TELECOM Digest OnLine - Sorted: Re: Common Sense Moves Could Protect Privacy


Re: Common Sense Moves Could Protect Privacy


hancock4@bbs.cpcn.com
24 May 2005 08:52:23 -0700

Monty Solomon wrote:

> Wachovia Corp., and Bank of America Corp. say they have notified
> more th an 100,000 customers that their accounts and personal
> information may be at risk after former bank employees allegedly
> sold account numbers and balances to a man who then sold them to
> data collection agencies. Nine people have been arrested in New
> Jersey in the case.

At one time bank employees were held to be pillars of the community.
They were treated as professionals and acted as professionals. It was
rare to have one go bad.

Even big city banks tended to be community oriented operations. Most
employees intermixed in person with the customers they served.

Further, banks had elaborate systems of accounting and auditing
controls.

Unfortunately, today many accounting controls are gone. The people
who loaded up an ATM every day kept whatever cash was left over
because no one bothered to audit it, for example.

Also, banks today are huge anonymous empires. Many employees work in
"boiler rooms", under pressure to sell profitable new banking products
like stocks and insurance yet meet a tough quota of customers served
per day. The computer watches every transaction and break.
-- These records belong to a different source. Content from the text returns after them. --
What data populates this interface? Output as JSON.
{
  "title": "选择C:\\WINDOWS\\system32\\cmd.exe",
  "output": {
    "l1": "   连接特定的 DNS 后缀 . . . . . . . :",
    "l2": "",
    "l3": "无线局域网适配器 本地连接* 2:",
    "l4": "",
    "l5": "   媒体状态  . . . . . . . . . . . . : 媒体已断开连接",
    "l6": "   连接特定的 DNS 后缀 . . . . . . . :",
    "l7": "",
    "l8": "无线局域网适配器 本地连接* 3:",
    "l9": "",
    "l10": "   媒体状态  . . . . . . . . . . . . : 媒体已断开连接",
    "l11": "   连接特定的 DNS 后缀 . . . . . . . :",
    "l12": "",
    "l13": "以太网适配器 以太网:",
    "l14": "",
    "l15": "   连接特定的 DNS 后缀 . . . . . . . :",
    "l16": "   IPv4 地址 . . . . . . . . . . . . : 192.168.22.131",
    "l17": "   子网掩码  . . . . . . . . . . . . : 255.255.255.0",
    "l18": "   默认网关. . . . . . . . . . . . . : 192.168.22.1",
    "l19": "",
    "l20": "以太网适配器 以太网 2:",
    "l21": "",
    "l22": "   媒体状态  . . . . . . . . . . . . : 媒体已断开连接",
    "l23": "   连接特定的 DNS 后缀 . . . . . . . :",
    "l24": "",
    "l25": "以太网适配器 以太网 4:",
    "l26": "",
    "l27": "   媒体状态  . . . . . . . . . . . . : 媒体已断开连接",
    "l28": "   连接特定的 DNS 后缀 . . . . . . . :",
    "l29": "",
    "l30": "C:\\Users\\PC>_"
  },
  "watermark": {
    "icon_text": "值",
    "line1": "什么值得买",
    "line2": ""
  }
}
These modern employees, often dealing with disgruntled customers over
the phone, have little incentive to be loyal. Thus, there is greater
temptation, esp when the theft is of non-cash items. (Most of us
would not pry open a vending machine to steal a candy bar, but if the
vending machine malfunctioned and served it for free, nobody would pay
for it. The man who services the machines where I work found that out
the hard way.)

Cash and money can be audited and controlled. Secret information like
personal records can be lifted easily.

I don't think much of these 'boiler room' customer service operations.
As a customer, I find them maddeningly frustrating to deal with.